Abdul changes his usual routine during Ramadan by reading the Quran more often and cutting back on playing basketball with his friends. Fasting has grown easier over time, he says.
“You get used to the fact that you have to do it but you don’t get used to the being thirsty and hungry parts,” he says.
He thinks of it as an internal competition.
“You know you can’t drink water and at the end of the day you want to drink water, but you think it doesn’t make any sense to break fast,” Abdul says. “When you see food, it’s like you can eat the food, but you don’t want to because you’ll fail Allah.”
Ibrahim Siddiqui, 11, began fasting when he was 7.

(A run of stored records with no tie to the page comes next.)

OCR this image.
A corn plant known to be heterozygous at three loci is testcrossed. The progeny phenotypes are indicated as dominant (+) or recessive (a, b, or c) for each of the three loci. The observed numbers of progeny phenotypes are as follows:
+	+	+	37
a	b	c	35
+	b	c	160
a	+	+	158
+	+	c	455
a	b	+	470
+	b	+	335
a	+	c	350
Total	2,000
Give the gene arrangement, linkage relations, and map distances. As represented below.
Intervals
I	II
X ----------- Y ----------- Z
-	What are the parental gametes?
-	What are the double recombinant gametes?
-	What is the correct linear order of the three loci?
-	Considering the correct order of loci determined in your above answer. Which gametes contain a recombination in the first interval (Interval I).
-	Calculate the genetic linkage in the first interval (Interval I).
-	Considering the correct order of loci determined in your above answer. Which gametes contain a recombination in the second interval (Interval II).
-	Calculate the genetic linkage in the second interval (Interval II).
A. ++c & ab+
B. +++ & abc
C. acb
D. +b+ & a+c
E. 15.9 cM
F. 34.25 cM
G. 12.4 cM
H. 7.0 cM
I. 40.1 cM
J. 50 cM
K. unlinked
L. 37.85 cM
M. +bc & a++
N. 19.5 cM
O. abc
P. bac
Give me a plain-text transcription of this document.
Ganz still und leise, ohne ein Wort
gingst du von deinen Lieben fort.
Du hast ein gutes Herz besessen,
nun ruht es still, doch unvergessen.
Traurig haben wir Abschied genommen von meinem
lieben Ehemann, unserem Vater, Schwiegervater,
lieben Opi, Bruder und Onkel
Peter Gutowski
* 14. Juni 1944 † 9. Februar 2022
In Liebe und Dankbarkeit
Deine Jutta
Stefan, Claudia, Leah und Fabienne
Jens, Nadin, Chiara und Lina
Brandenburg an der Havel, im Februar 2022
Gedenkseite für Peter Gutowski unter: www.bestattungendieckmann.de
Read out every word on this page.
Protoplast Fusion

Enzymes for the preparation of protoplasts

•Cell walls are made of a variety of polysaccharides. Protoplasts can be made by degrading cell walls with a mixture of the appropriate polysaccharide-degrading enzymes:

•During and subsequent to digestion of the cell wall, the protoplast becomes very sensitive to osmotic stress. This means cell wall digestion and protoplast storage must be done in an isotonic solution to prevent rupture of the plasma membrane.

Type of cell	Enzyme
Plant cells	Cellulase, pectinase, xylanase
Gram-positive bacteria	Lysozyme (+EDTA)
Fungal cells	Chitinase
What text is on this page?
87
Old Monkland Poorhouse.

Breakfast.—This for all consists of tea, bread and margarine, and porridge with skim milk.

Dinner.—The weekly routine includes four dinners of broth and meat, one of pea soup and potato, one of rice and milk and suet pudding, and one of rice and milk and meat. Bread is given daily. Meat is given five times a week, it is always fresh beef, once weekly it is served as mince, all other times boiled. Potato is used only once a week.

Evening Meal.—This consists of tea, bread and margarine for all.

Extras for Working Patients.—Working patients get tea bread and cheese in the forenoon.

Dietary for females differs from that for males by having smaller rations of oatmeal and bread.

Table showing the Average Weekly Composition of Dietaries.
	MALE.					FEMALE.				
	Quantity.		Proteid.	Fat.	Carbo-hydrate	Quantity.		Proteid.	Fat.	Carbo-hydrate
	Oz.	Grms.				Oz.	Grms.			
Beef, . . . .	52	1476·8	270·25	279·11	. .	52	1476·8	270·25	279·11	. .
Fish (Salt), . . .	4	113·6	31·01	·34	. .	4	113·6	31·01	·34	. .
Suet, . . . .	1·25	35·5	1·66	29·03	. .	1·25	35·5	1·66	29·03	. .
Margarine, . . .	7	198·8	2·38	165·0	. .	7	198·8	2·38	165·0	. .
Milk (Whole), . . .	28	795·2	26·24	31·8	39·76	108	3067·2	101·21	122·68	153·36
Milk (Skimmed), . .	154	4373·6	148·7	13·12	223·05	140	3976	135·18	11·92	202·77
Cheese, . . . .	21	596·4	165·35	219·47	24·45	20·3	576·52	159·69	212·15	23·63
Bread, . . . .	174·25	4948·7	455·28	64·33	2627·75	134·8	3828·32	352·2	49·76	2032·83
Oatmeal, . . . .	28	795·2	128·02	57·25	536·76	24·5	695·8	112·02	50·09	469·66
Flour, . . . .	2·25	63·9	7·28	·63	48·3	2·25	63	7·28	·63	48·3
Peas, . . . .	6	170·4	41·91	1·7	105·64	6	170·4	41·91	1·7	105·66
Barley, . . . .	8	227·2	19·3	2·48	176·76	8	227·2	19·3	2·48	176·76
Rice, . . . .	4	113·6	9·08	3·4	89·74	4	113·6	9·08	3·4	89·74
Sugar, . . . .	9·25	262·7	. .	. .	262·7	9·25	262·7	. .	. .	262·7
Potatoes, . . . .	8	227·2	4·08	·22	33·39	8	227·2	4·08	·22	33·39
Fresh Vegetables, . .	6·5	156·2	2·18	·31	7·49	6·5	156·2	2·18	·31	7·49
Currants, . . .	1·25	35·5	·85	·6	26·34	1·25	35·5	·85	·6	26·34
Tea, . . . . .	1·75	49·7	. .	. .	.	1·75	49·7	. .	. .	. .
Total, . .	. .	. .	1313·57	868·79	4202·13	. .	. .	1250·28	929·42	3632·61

“It’s really easy when you start,” says Ibrahim, a sixth grader at Bob Graham Education Center in Miami Lakes. “The first time my mom told me to do it, I was like ‘OK.’ And then I had to do it every year. I did it for 30 days. I didn’t miss one day of it.”
In the beginning he would go into the kitchen several times a day and open the refrigerator.
“I’d remember every time I’d open the fridge that I’m fasting so I’d close it,” he says.
Despite the lack of water, Ibrahim says he sometimes plays sports with friends during breaks from prayer and reading the Quran.
“I know in a couple of hours I am just go to the masjid [mosque] and eat. That’s all I’m thinking about,” Ibrahim says. “I don’t care if I get sweaty outside.”
The key, he says, is to shower. “The water — it makes you cool down.”
Ibrahim’s mom, Rafat Jahangir, 40, says she’s proud of the effort her son puts into his fast.
“We’re trying to do a strong foundation,” she says. “We are trying to teach our son the feeling people have when they live without food and water. We teach him to give to charity so he can help them. ”
The imam at the Islamic Center of Greater Miami in Miami Gardens says people should remember the reasons for the fast and the meaning behind Ramadan.
“It’s a time to make up for shortcomings and if you’ve made some mistakes, now is time to repent and change yourself,” says Imam Abdul Hamid Samra.
Muslims read the Quran during the month, pray and think about those less fortunate, he says
“An important reason why we fast is to put ourselves in the situation of those who are hungry and don’t have food,” Samra says. “People do a lot of charity work.”
Sana, the 11-year-old from Kendall, first fasted when she was 8, for a few days out of the month.
“It was her choice and we let her do it but we were not quite sure, ” says her mother, Munira Motorwala, 50, a homemaker. “She likes to snack around and I thought, ‘Will she be able to do it?’ and she did it.”
Sana’s parents set a rule for that first fast: She was permitted to break her fast at any time if she felt she couldn’t do it. That rule remains today.
Many Muslim parents allow their children to fast for a half day, every other day or only on weekends.
“I remember when I was little I’d do it once or twice in the month,” Sana says, adding she felt fasting would make her feel more “grown up.”
Her 16-year-old brother, Aarif, fasts, as do her mother and father, Safder, 54, a pharmacist.
Joining them in the month-long fast “was her decision,’” says her mother. “This wasn’t forced on her and she may choose not to do it anymore in the middle and that would be OK with us. It’s just great that she is doing it.”
Being a habitual snacker, Sana says she tries to distract herself by reading, writing and playing with her Wii so she doesn’t think about food.
“You think about chocolate, then you think about all these descriptive words and you’re like, ‘I want that now,’ ” she says.